Business Indicators
by R. Keith Schwer
U.S. economic expansion slowed at mid-year, largely as a result of rising fuel prices, which rose 30 percent this year as a result of reduced supply, increased demand and the prospect of future shortages and markedly higher prices. Still, current oil prices in excess of $50 a barrel are lower today than in 1980, when a barrel of oil cost more than $80 in today’s money. Based on past experience, it will take further fuel-price increases to push the current expansion into a recession. Still, the recent price increases are reason to trim growth forecasts by fractions of a percent.

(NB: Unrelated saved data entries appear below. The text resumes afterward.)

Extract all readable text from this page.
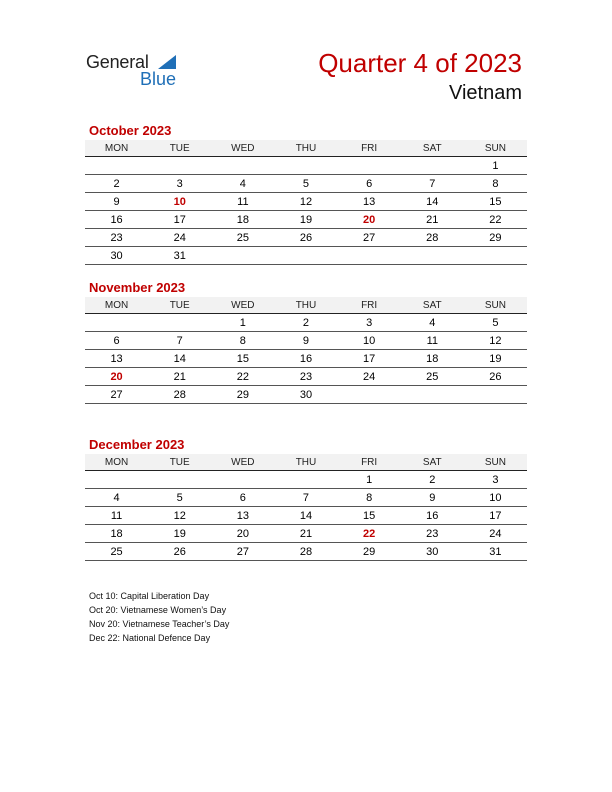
General
Blue
Quarter 4 of 2023
Vietnam
October 2023
MON	TUE	WED	THU	FRI	SAT	SUN
						1
2	3	4	5	6	7	8
9	10	11	12	13	14	15
16	17	18	19	20	21	22
23	24	25	26	27	28	29
30	31					
November 2023
MON	TUE	WED	THU	FRI	SAT	SUN
		1	2	3	4	5
6	7	8	9	10	11	12
13	14	15	16	17	18	19
20	21	22	23	24	25	26
27	28	29	30			
December 2023
MON	TUE	WED	THU	FRI	SAT	SUN
				1	2	3
4	5	6	7	8	9	10
11	12	13	14	15	16	17
18	19	20	21	22	23	24
25	26	27	28	29	30	31
Oct 10: Capital Liberation Day
Oct 20: Vietnamese Women’s Day
Nov 20: Vietnamese Teacher’s Day
Dec 22: National Defence Day
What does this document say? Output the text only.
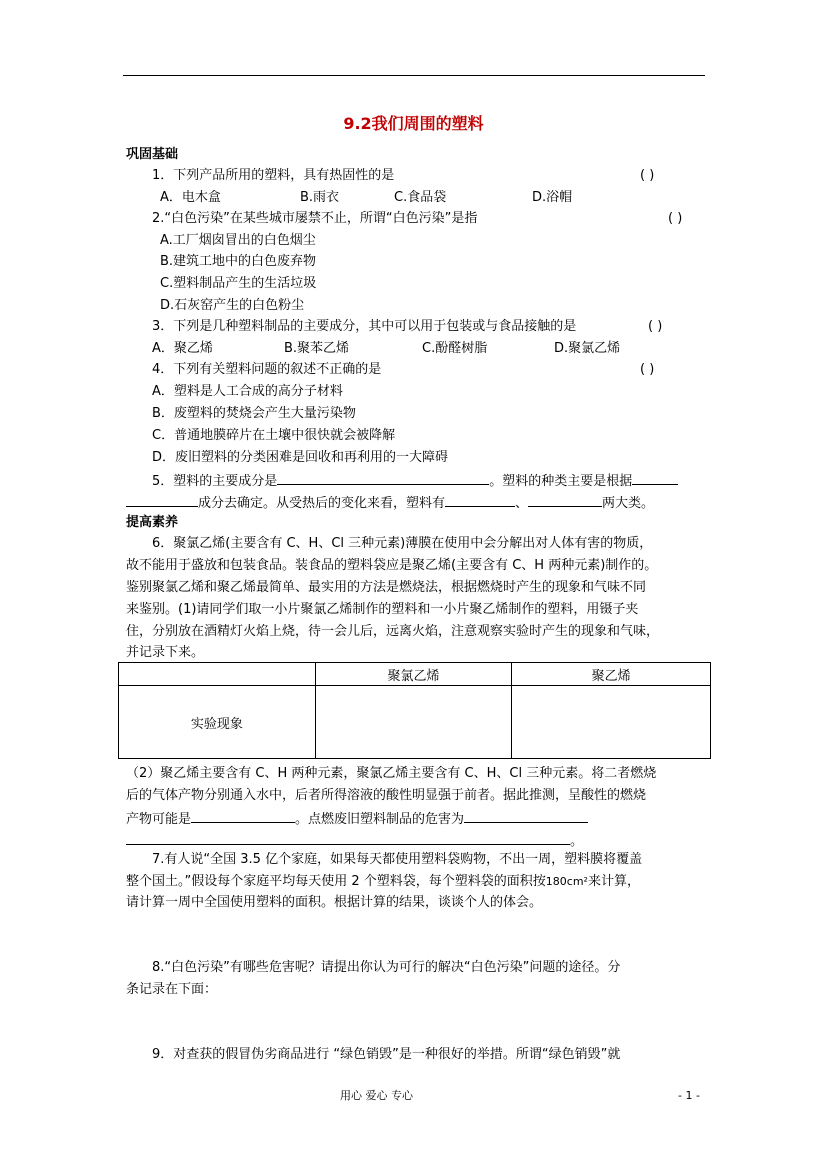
9.2我们周围的塑料
巩固基础
1．下列产品所用的塑料，具有热固性的是	( )
A．电木盒	B.雨衣	C.食品袋	D.浴帽
2.“白色污染”在某些城市屡禁不止，所谓“白色污染”是指	( )
A.工厂烟囱冒出的白色烟尘
B.建筑工地中的白色废弃物
C.塑料制品产生的生活垃圾
D.石灰窑产生的白色粉尘
3．下列是几种塑料制品的主要成分，其中可以用于包装或与食品接触的是	( )
A．聚乙烯	B.聚苯乙烯	C.酚醛树脂	D.聚氯乙烯
4．下列有关塑料问题的叙述不正确的是	( )
A．塑料是人工合成的高分子材料
B．废塑料的焚烧会产生大量污染物
C．普通地膜碎片在土壤中很快就会被降解
D．废旧塑料的分类困难是回收和再利用的一大障碍
5．塑料的主要成分是	。塑料的种类主要是根据
成分去确定。从受热后的变化来看，塑料有	、	两大类。
提高素养
6．聚氯乙烯(主要含有 C、H、Cl 三种元素)薄膜在使用中会分解出对人体有害的物质，
故不能用于盛放和包装食品。装食品的塑料袋应是聚乙烯(主要含有 C、H 两种元素)制作的。
鉴别聚氯乙烯和聚乙烯最简单、最实用的方法是燃烧法，根据燃烧时产生的现象和气味不同
来鉴别。(1)请同学们取一小片聚氯乙烯制作的塑料和一小片聚乙烯制作的塑料，用镊子夹
住，分别放在酒精灯火焰上烧，待一会儿后，远离火焰，注意观察实验时产生的现象和气味，
并记录下来。
	聚氯乙烯	聚乙烯
实验现象		
（2）聚乙烯主要含有 C、H 两种元素，聚氯乙烯主要含有 C、H、Cl 三种元素。将二者燃烧
后的气体产物分别通入水中，后者所得溶液的酸性明显强于前者。据此推测，呈酸性的燃烧
产物可能是	。点燃废旧塑料制品的危害为
。
7.有人说“全国 3.5 亿个家庭，如果每天都使用塑料袋购物，不出一周，塑料膜将覆盖
整个国土。”假设每个家庭平均每天使用 2 个塑料袋，每个塑料袋的面积按180cm²来计算，
请计算一周中全国使用塑料的面积。根据计算的结果，谈谈个人的体会。
8.“白色污染”有哪些危害呢？请提出你认为可行的解决“白色污染”问题的途径。分
条记录在下面：
9．对查获的假冒伪劣商品进行 “绿色销毁”是一种很好的举措。所谓“绿色销毁”就
用心 爱心 专心	- 1 -
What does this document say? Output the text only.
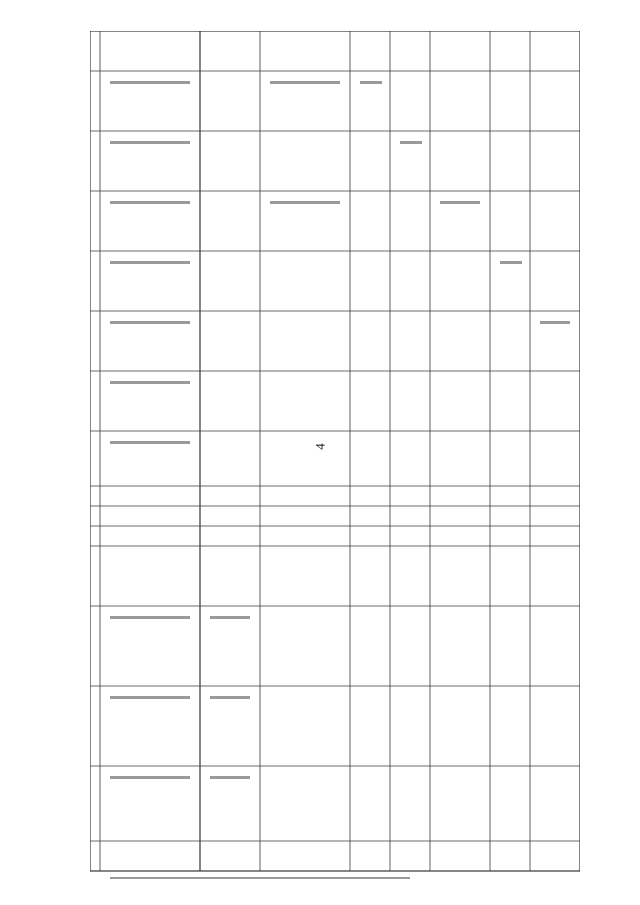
4
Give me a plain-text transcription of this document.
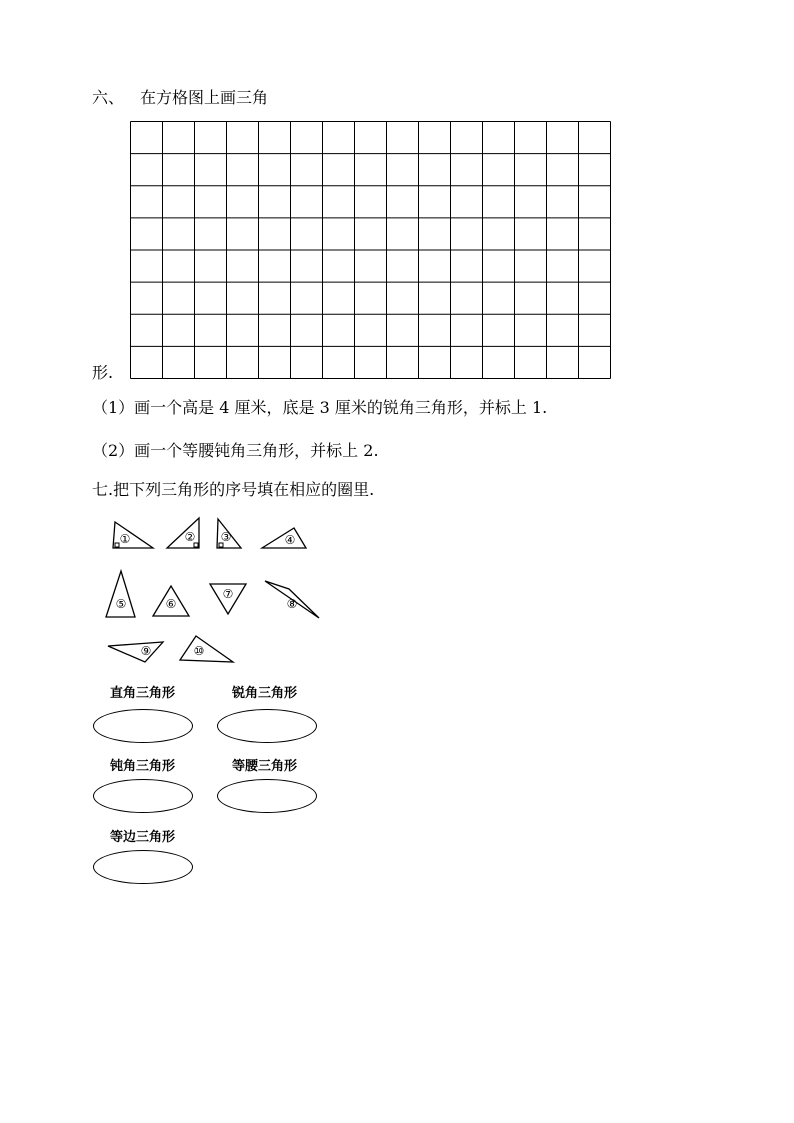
六、 在方格图上画三角
形.
（1）画一个高是 4 厘米，底是 3 厘米的锐角三角形，并标上 1.
（2）画一个等腰钝角三角形，并标上 2.
七.把下列三角形的序号填在相应的圈里.
①	② ③	④
⑤	⑥
⑦
⑧
⑨	⑩
直角三角形	锐角三角形
钝角三角形	等腰三角形
等边三角形
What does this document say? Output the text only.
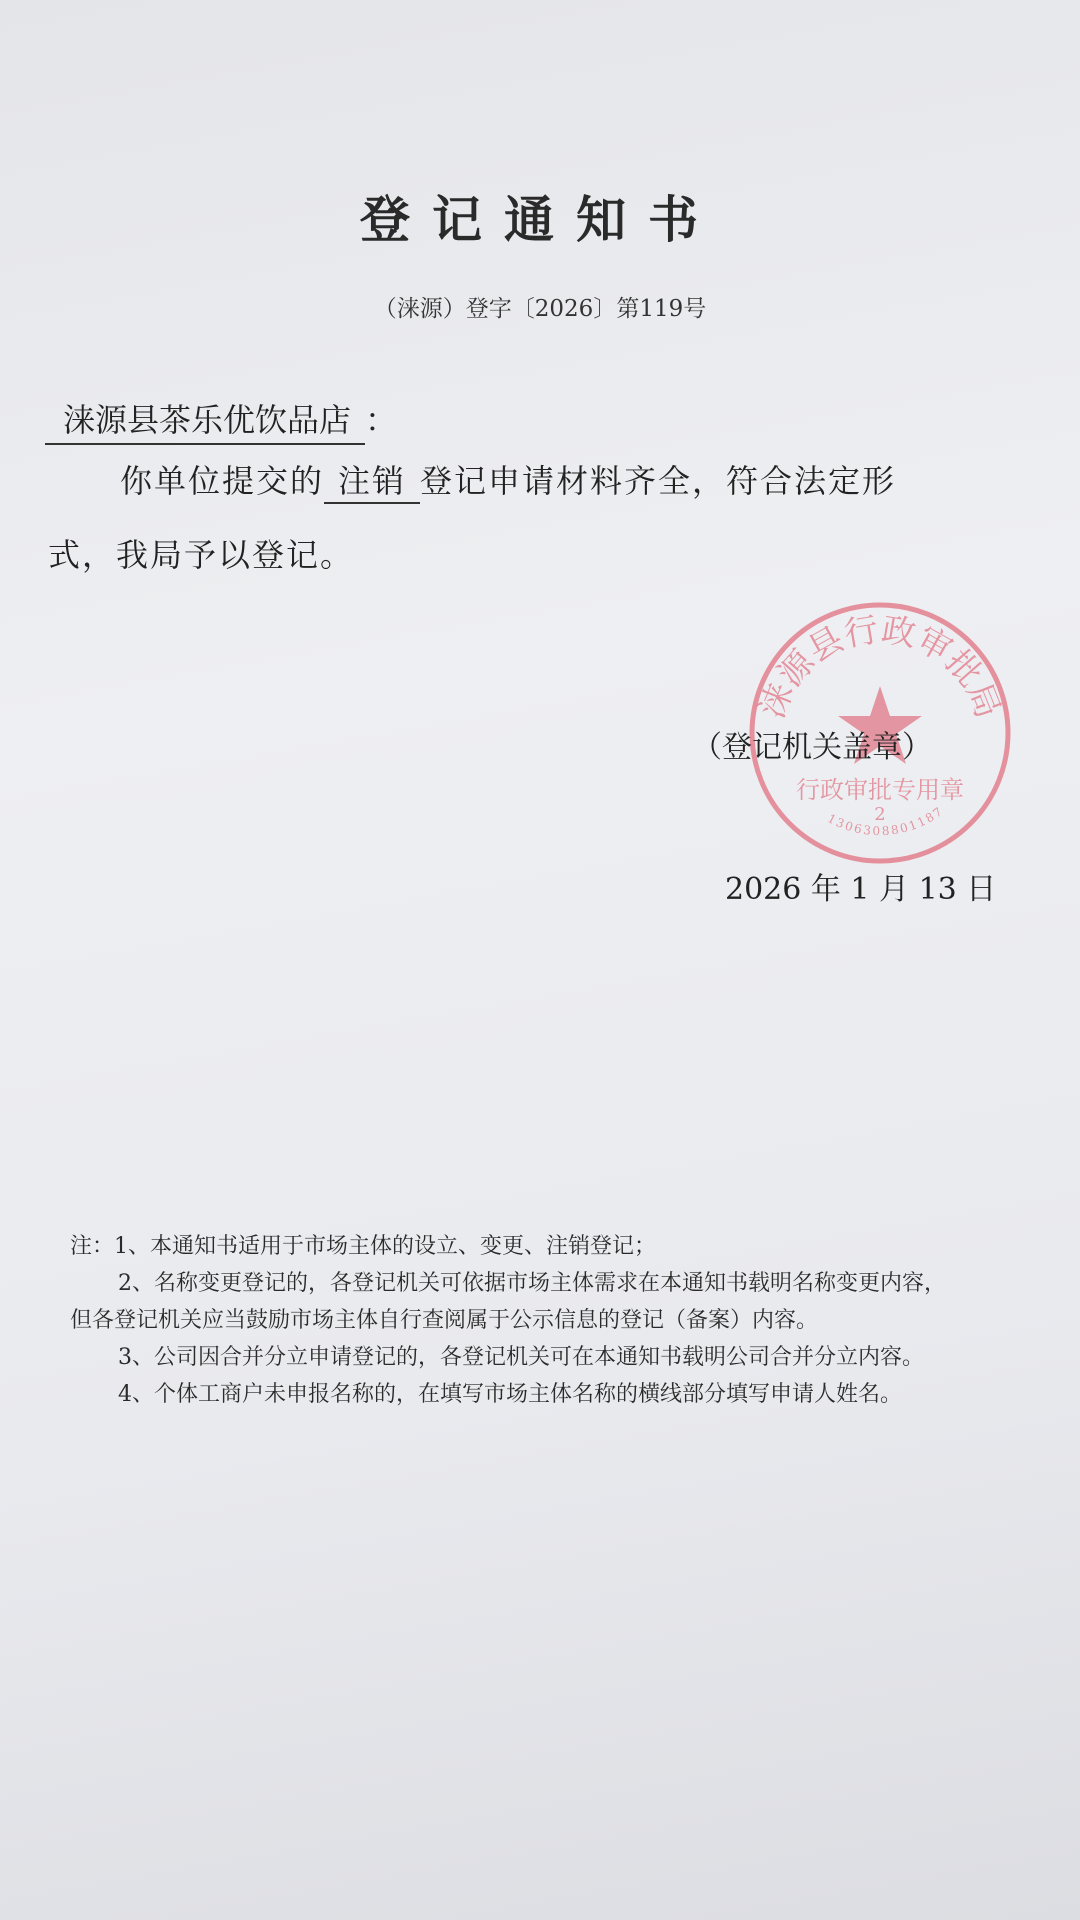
登记通知书
（涞源）登字〔2026〕第119号
涞源县茶乐优饮品店 ：
你单位提交的 注销 登记申请材料齐全，符合法定形
式，我局予以登记。
涞源县行政审批局
行政审批专用章
2
1306308801187
（登记机关盖章）
2026 年 1 月 13 日
注：1、本通知书适用于市场主体的设立、变更、注销登记；
2、名称变更登记的，各登记机关可依据市场主体需求在本通知书载明名称变更内容，
但各登记机关应当鼓励市场主体自行查阅属于公示信息的登记（备案）内容。
3、公司因合并分立申请登记的，各登记机关可在本通知书载明公司合并分立内容。
4、个体工商户未申报名称的，在填写市场主体名称的横线部分填写申请人姓名。
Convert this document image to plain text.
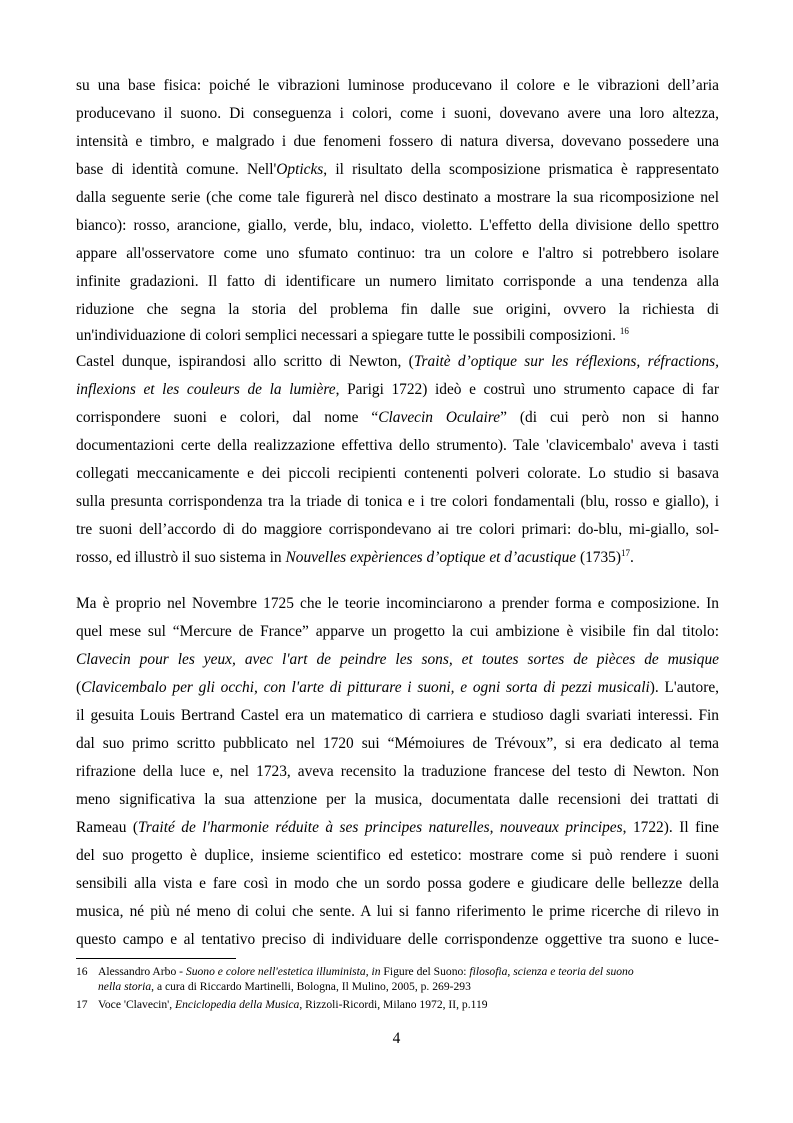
su una base fisica: poiché le vibrazioni luminose producevano il colore e le vibrazioni dell’aria
producevano il suono. Di conseguenza i colori, come i suoni, dovevano avere una loro altezza,
intensità e timbro, e malgrado i due fenomeni fossero di natura diversa, dovevano possedere una
base di identità comune. Nell'Opticks, il risultato della scomposizione prismatica è rappresentato
dalla seguente serie (che come tale figurerà nel disco destinato a mostrare la sua ricomposizione nel
bianco): rosso, arancione, giallo, verde, blu, indaco, violetto. L'effetto della divisione dello spettro
appare all'osservatore come uno sfumato continuo: tra un colore e l'altro si potrebbero isolare
infinite gradazioni. Il fatto di identificare un numero limitato corrisponde a una tendenza alla
riduzione che segna la storia del problema fin dalle sue origini, ovvero la richiesta di
un'individuazione di colori semplici necessari a spiegare tutte le possibili composizioni. $^{16}$
Castel dunque, ispirandosi allo scritto di Newton, (Traitè d’optique sur les réflexions, réfractions,
inflexions et les couleurs de la lumière, Parigi 1722) ideò e costruì uno strumento capace di far
corrispondere suoni e colori, dal nome “Clavecin Oculaire” (di cui però non si hanno
documentazioni certe della realizzazione effettiva dello strumento). Tale 'clavicembalo' aveva i tasti
collegati meccanicamente e dei piccoli recipienti contenenti polveri colorate. Lo studio si basava
sulla presunta corrispondenza tra la triade di tonica e i tre colori fondamentali (blu, rosso e giallo), i
tre suoni dell’accordo di do maggiore corrispondevano ai tre colori primari: do-blu, mi-giallo, sol-
rosso, ed illustrò il suo sistema in Nouvelles expèriences d’optique et d’acustique $(1735)^{17}$.
Ma è proprio nel Novembre 1725 che le teorie incominciarono a prender forma e composizione. In
quel mese sul “Mercure de France” apparve un progetto la cui ambizione è visibile fin dal titolo:
Clavecin pour les yeux, avec l'art de peindre les sons, et toutes sortes de pièces de musique
(Clavicembalo per gli occhi, con l'arte di pitturare i suoni, e ogni sorta di pezzi musicali). L'autore,
il gesuita Louis Bertrand Castel era un matematico di carriera e studioso dagli svariati interessi. Fin
dal suo primo scritto pubblicato nel 1720 sui “Mémoiures de Trévoux”, si era dedicato al tema
rifrazione della luce e, nel 1723, aveva recensito la traduzione francese del testo di Newton. Non
meno significativa la sua attenzione per la musica, documentata dalle recensioni dei trattati di
Rameau (Traité de l'harmonie réduite à ses principes naturelles, nouveaux principes, 1722). Il fine
del suo progetto è duplice, insieme scientifico ed estetico: mostrare come si può rendere i suoni
sensibili alla vista e fare così in modo che un sordo possa godere e giudicare delle bellezze della
musica, né più né meno di colui che sente. A lui si fanno riferimento le prime ricerche di rilevo in
questo campo e al tentativo preciso di individuare delle corrispondenze oggettive tra suono e luce-
16 Alessandro Arbo - Suono e colore nell'estetica illuminista, in Figure del Suono: filosofia, scienza e teoria del suono
nella storia, a cura di Riccardo Martinelli, Bologna, Il Mulino, 2005, p. 269-293
17 Voce 'Clavecin', Enciclopedia della Musica, Rizzoli-Ricordi, Milano 1972, II, p.119
4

U.S. employment growth has been anemic since November 2001, the date of the bottom of the last recession and the beginning of the current expansion, but job growth has picked up during the past year at an annual rate of 1.3 percent. However, job growth must exceed 1.3 percent (the annual rate of growth in the working-age population) before the uncertainty that has clouded business investment will be pushed to the sidelines. Continued economic expansion with sustained demand prospects will be required to generate additional job growth and to improve labor-market conditions.
Economic conditions in Nevada, as measured by job growth, have been better than for the nation. Job growth over the past 12 months was up 4.3 percent, 4.7 percent and 3.8 percent for Nevada, Las Vegas and Reno, respectively. Other economic sectors in the Silver State have also experienced expansion. In Las Vegas, gaming revenue and taxable sales are up by double digits over a year ago. In Reno, gaming revenue is down at an annual rate of 4.8 percent, but taxable sales are up 10.1 percent over a year ago.

Both Las Vegas and Reno continue to experience strong housing markets. Sharp increases in metal prices have lifted the fortunes of rural Nevada. All regions of the Silver State are prospering.